- Interactive map of Thennala
- Country: India
- State: Kerala
- District: Malappuram

Government
- • Type: Grama Panchayath

Population (2011)
- • Total: 56,546

Languages
- • Official: Malayalam, English
- Time zone: UTC+5:30 (IST)
- PIN: 676508
- Vehicle registration: KL-65, KL-55

= Tennala =

Thennala is a Grama Panchayat in Malappuram district in the Indian state of Kerala. It is known for its cultured population and localities. National Highway 17 (NH-17) passes through the pookkipparamb. Parapanangadi is the nearest railway station (12 km) and Calicut International Airport is the nearest airport (23 km).

==Demographics==
As of 2011 India census, Thennala had a population of 56,546 with 26,715 males and 29,831 females.
==Notes==
The Village office building was inaugurated on October 5, 1998. It is located near the Calicut-Thrissur Highway at Mele Kozhichena, opposite the RRRF Headquarters, within the Thennala Grama Panchayat Office compound. Thennala village shares its borders with Edarikkode, Nannambra, Tirurangadi, and Vengara villages. A resurvey has not been conducted in Thennala village, and the total area of the village is 2,558.67 acres.

Key government offices in the village include the Thennala Grama Panchayat, Krishi Bhavan, Veterinary Hospital, and the Government Community Health Centre (CHC). The majority of the population in the village is Muslim, followed by Hindus, with a small Christian minority. The village is known for its good religious harmony.
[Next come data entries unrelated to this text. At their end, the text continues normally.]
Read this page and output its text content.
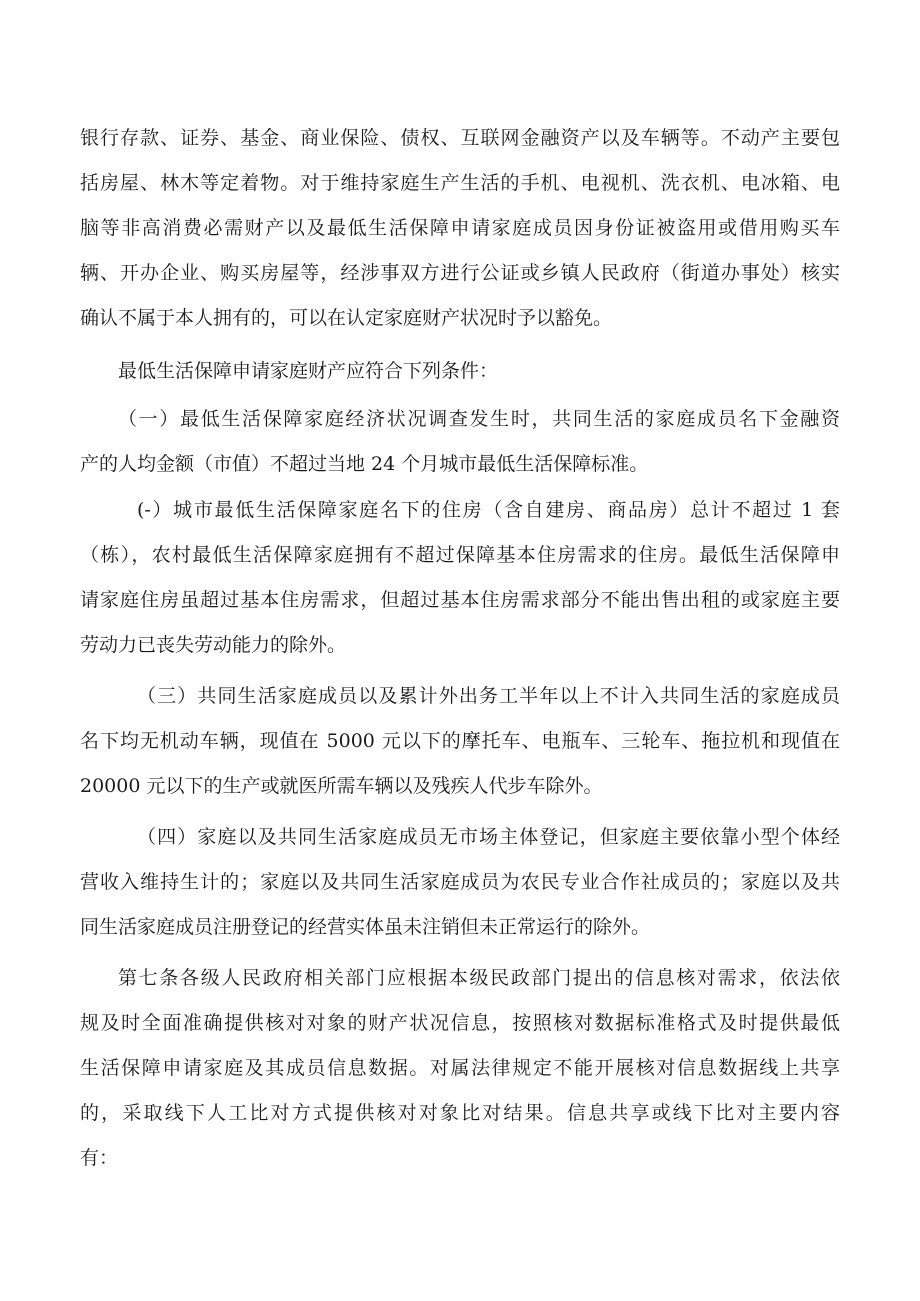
银行存款、证券、基金、商业保险、债权、互联网金融资产以及车辆等。不动产主要包
括房屋、林木等定着物。对于维持家庭生产生活的手机、电视机、洗衣机、电冰箱、电
脑等非高消费必需财产以及最低生活保障申请家庭成员因身份证被盗用或借用购买车
辆、开办企业、购买房屋等，经涉事双方进行公证或乡镇人民政府（街道办事处）核实
确认不属于本人拥有的，可以在认定家庭财产状况时予以豁免。
最低生活保障申请家庭财产应符合下列条件：
（一）最低生活保障家庭经济状况调查发生时，共同生活的家庭成员名下金融资
产的人均金额（市值）不超过当地 24 个月城市最低生活保障标准。
(-）城市最低生活保障家庭名下的住房（含自建房、商品房）总计不超过 1 套
（栋），农村最低生活保障家庭拥有不超过保障基本住房需求的住房。最低生活保障申
请家庭住房虽超过基本住房需求，但超过基本住房需求部分不能出售出租的或家庭主要
劳动力已丧失劳动能力的除外。
（三）共同生活家庭成员以及累计外出务工半年以上不计入共同生活的家庭成员
名下均无机动车辆，现值在 5000 元以下的摩托车、电瓶车、三轮车、拖拉机和现值在
20000 元以下的生产或就医所需车辆以及残疾人代步车除外。
（四）家庭以及共同生活家庭成员无市场主体登记，但家庭主要依靠小型个体经
营收入维持生计的；家庭以及共同生活家庭成员为农民专业合作社成员的；家庭以及共
同生活家庭成员注册登记的经营实体虽未注销但未正常运行的除外。
第七条各级人民政府相关部门应根据本级民政部门提出的信息核对需求，依法依
规及时全面准确提供核对对象的财产状况信息，按照核对数据标准格式及时提供最低
生活保障申请家庭及其成员信息数据。对属法律规定不能开展核对信息数据线上共享
的，采取线下人工比对方式提供核对对象比对结果。信息共享或线下比对主要内容
有：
Most parts of the village are at a very low altitude. Perumpuzha, a tributary of the Kadalundi River, forms the boundary between Thennala and Vengara villages. The village has historically been rich in agricultural products, particularly arecanut, betel leaves, and pepper. However, agricultural production has declined over time, with many villagers now working in Gulf countries.
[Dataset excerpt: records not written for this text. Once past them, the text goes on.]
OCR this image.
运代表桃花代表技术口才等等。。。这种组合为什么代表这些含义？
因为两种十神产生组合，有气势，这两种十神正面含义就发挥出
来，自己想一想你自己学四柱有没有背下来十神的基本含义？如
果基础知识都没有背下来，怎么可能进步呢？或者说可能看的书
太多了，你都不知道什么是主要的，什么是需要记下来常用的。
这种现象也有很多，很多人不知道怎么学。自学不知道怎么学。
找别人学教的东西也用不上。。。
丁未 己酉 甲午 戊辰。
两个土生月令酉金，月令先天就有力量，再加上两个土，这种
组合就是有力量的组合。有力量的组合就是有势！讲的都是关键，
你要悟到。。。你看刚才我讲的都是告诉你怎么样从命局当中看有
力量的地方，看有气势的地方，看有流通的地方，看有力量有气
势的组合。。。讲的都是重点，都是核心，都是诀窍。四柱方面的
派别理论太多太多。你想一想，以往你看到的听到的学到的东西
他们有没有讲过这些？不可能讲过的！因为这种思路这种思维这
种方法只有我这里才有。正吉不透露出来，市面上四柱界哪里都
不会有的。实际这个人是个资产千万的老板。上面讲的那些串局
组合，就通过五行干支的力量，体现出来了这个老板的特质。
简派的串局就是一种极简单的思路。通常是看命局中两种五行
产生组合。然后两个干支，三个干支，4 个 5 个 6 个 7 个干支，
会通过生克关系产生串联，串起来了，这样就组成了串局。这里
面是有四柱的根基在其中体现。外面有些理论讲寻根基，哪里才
Due to the presence of Perumpuzha, various river species endemic to the Malabar region can be found in the village. However, there are no major tourist attractions within Thennala.

==Transport==
Tennala village connects to other parts of India through Tirur, Tanur, Parappanangadi town. National highway No.66 passes through Pookipparamba, while the northern stretch connects to Goa and Mumbai. The southern stretch connects to Cochin and Trivandrum. State Highway No.28 starts from Nilambur and connects to Ooty, Mysore and Bangalore through Highways.12, 29 and 181.

The nearest airport is at Kozhikode. The nearest major railway station is at tanur.